Ph.D. Research Proposal - Influence of Reduced Oxygen Tension on Endoderm Germ Layer Differentiation of Mouse Embryonic Stem Cells
Date: April 19, 2012
Time: 1:30 PM
Location: New College Building, Room: 12-321
Pimchanok Mie Pimton
Advisor: Peter I. Lelkes, Ph.D.
If in vitro differentiation of embryonic stem (ES) cells is to be used for treating human diseases, including pulmonary hypoplasia and cystic fibrosis, it will likely require the derivation of large quantities of cells with high purity in defined condition. In this proposal, I propose to optimize an endodermal cell source for pulmonary tissue engineering. I will focus on directing the differentiation of mouse ES cells into definitive endoderm, as this first step is a prerequisite for efficient differentiation of more committed progenitor cells, and eventually mature, functional cells of endoderm-derived tissues such as lung epithelia. The proposed work toward this thesis seeks to demonstrate the feasibility of utilizing hypoxia to enhance differentiation of ES cells into definitive endoderm, which is relevant for liver, pancreas, stomach, intestine, and thymus, as well as the lung.

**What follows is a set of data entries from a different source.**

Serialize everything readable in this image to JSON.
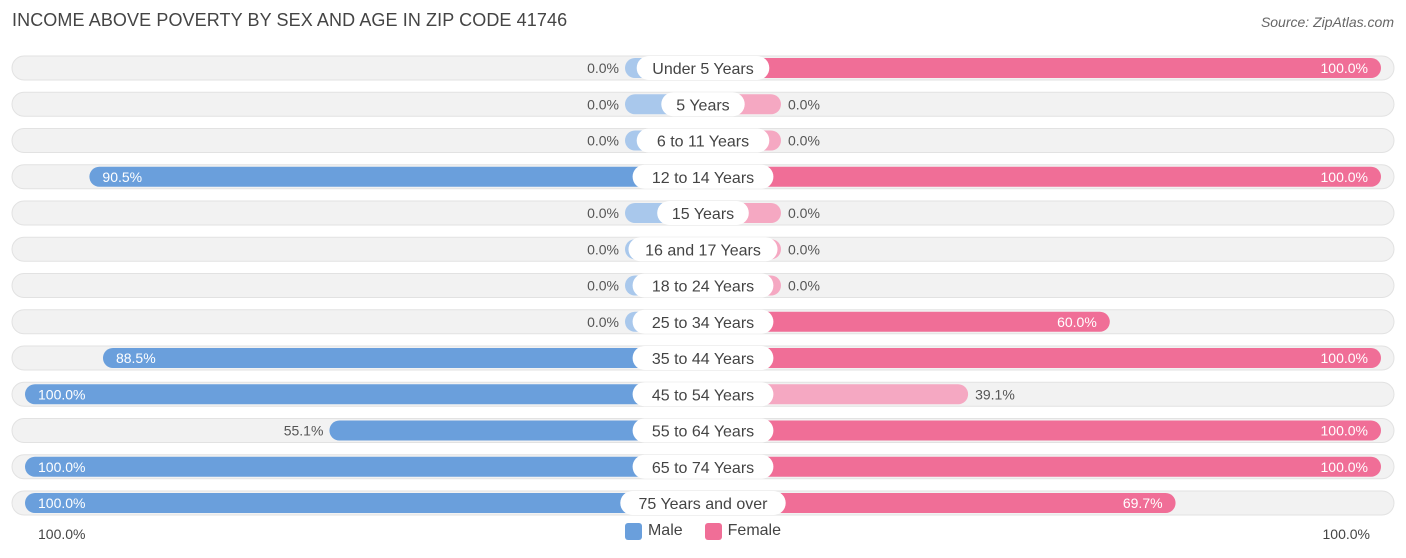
{
  "title": "INCOME ABOVE POVERTY BY SEX AND AGE IN ZIP CODE 41746",
  "source": "Source: ZipAtlas.com",
  "axis": {
    "left_label": "100.0%",
    "right_label": "100.0%"
  },
  "legend": {
    "male": "Male",
    "female": "Female"
  },
  "colors": {
    "male_strong": "#6a9fdc",
    "male_light": "#a9c8ec",
    "female_strong": "#f06e97",
    "female_light": "#f5a8c2",
    "track": "#f0f0f0"
  },
  "chart_data": {
    "type": "bar",
    "orientation": "horizontal-diverging",
    "categories": [
      "Under 5 Years",
      "5 Years",
      "6 to 11 Years",
      "12 to 14 Years",
      "15 Years",
      "16 and 17 Years",
      "18 to 24 Years",
      "25 to 34 Years",
      "35 to 44 Years",
      "45 to 54 Years",
      "55 to 64 Years",
      "65 to 74 Years",
      "75 Years and over"
    ],
    "series": [
      {
        "name": "Male",
        "values": [
          0.0,
          0.0,
          0.0,
          90.5,
          0.0,
          0.0,
          0.0,
          0.0,
          88.5,
          100.0,
          55.1,
          100.0,
          100.0
        ],
        "labels": [
          "0.0%",
          "0.0%",
          "0.0%",
          "90.5%",
          "0.0%",
          "0.0%",
          "0.0%",
          "0.0%",
          "88.5%",
          "100.0%",
          "55.1%",
          "100.0%",
          "100.0%"
        ]
      },
      {
        "name": "Female",
        "values": [
          100.0,
          0.0,
          0.0,
          100.0,
          0.0,
          0.0,
          0.0,
          60.0,
          100.0,
          39.1,
          100.0,
          100.0,
          69.7
        ],
        "labels": [
          "100.0%",
          "0.0%",
          "0.0%",
          "100.0%",
          "0.0%",
          "0.0%",
          "0.0%",
          "60.0%",
          "100.0%",
          "39.1%",
          "100.0%",
          "100.0%",
          "69.7%"
        ]
      }
    ],
    "xlim": [
      0,
      100
    ],
    "legend_position": "bottom-center"
  }
}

Most of the studies directed to enhance definitive endoderm differentiation of ES cells have focused primarily on using alternative soluble growth factors. However, little attention has been given to the possible effects that physical parameters in the microenvironment such as oxygen might have on the differentiation of the ES cells. In nature, ES cells develop in an environment characterized by reduced oxygen tension (hypoxia). Ironically, most ES cell manipulation in vitro has been performed under standard tissue culture conditions of 21% oxygen, which is far higher than what ES cells experience in vivo. Therefore, this study will assess the role of hypoxia on the differentiation of mouse ES cells, particularly towards definitive endoderm lineage. The results presented will show that hypoxia is capable of facilitating and enhancing definitive endoderm differentiation, indicated by an up-regulation of gene and protein markers associated with definitive endoderm, when compared to a matched differentiation condition under normoxia. Additionally, the mechanism of hypoxia-mediated up-regulation of endodermal markers, specifically that of HIF-mediated pathway, will be explored. Additionally, this work will also assess the competency of the hypoxia-mediated enhanced definitive endodermal cell to commit to the lung lineage. Preliminary data demonstrating the feasibility of applying hypoxia for ES cell differentiation will be proposed and its implications discussed.
The New College Building is located at 245 N. 15th Street (15th & Race), and can be reached from main campus via the Dragon Route shuttle that boards at 33rd and Market.